Having lived in my new neighborhood for a year now, I can say with certainty that it is a superb place to be. Quiet is generally the order of the day. Neighbors are unfailingly friendly. Additionally, being on the way to nowhere in particular, one must have a compelling reason to travel down our road. This means that I am more likely to encounter someone on foot enjoying a stroll than a noisy interloper driving a car. In fact, the area is sufficiently serene and close to nature that the number of deer I see some days easily outnumbers the tally of automobiles.
And therein lies a problem—a problem I know many of you face and can easily empathize with me over: The deer have eaten my hostas.
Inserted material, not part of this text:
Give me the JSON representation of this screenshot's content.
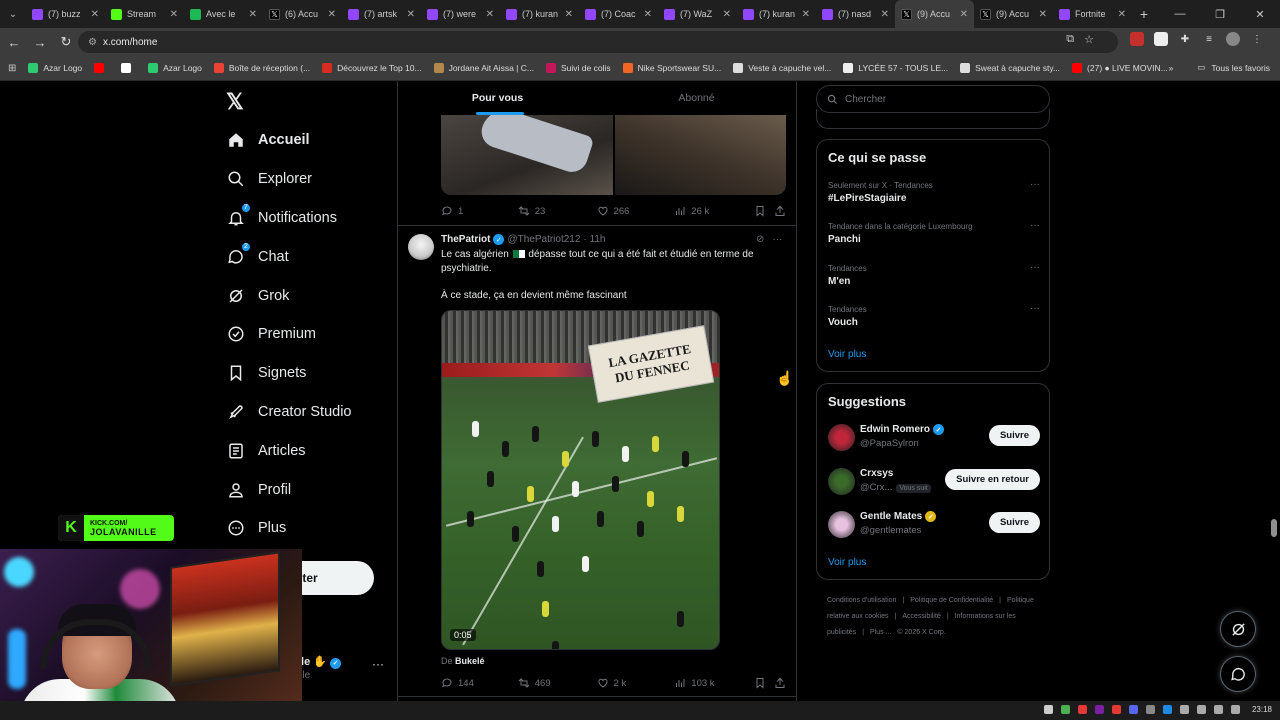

For the uninitiated, hostas are flowering plants of substantial foliage and beauty that happen to adorn many of the yards in my neighborhood paradise. My particular patch of hostas had only just begun to bloom when to my dismay, I came out one morning to find that all—not one, not five, but all of the freshly unfurled hosta leaves were gone. Stripped clean, as though cut with a jagged knife, sap stains still marring their pathetically truncated stems.
The culprits? A marauding band of the aforementioned deer, and they had clearly declared war against my yard’s floral grandeur (other neighbors have since suffered similar intrusions). This naturally has brought disquieting existential questions to my mind: When will the deer attack next? What garden delight will soon meet the denuding scourge of the deer’s cud? O, how quickly the heavenly pleasures of American suburbia can be thrust into the hellish realities of horticultural war!
Okay, full disclosure: I wasn’t actually that upset. Neither my wife nor I will be taking guard duty shifts in the flower beds any time soon, nor will we be mounting a counterinsurgency against the roving herds of deer. But it is nonetheless disappointing to see chomped hostas in this otherwise bucolic setting.
And…isn’t this one of the blessings that many of us enjoy on this planet? We can afford to be irked at chomped hostas, precisely because the scale of real persecution we face is blessedly low.
Sobering reality
This is not everyone’s reality. Recently, while traveling overseas, I had the sobering privilege of hearing the stories of a small group of Adventist church leaders from a genuinely war-torn part of the earth. Dying soldiers, the smoke of razed buildings, flying missiles and deadly bullets—all are part of their near-daily lives. They had managed to leave their country to be at the same meetings I was, but were required to return in only a few days. The joy on their faces at being even temporarily in a physically safe place was palpable. Yet their testimony of God’s provision was clear: War had challenged their faith, but by no means broken it. On the contrary, they still trusted in God, still believed in God’s Word, and were returning soon, bullets or not, to minister where God had called them to be. At the end of their presentation, they received a solemn, heartfelt standing ovation. Mine were not the only eyes that were damp. It was deeply stirring. I was honored to be among them.
All of which makes mangled hostas seem imminently manageable, doesn’t it?
We, of course, must be careful not to portray comfortable suburbanites as incorrigibly shallow. Capable warriors for Christ live in idealic enclaves as well as in war zones. But stories of Adventists in less peaceful climes nonetheless call us to reflect. Have the blessings of modernity and successful international diplomacy made us soft? How dear, really, do we hold our faith in Christ, our belief in the gospel, in the three angels’ messages? Would we risk life and limb for their propagation? Or are leafless hostas sufficient to bring our comfort-addled souls to despair—or at least perpetual distraction?
If I read Revelation 13 correctly, war in some form will be coming to all of us sooner or later, whether in the U.S. or abroad. Deer and hostas will be the least of our concerns then. May those who contend with flying bullets now continue to be steadfast in their faith. And may those who face far lesser threats be diligent in growing an immovable allegiance to Christ, as well.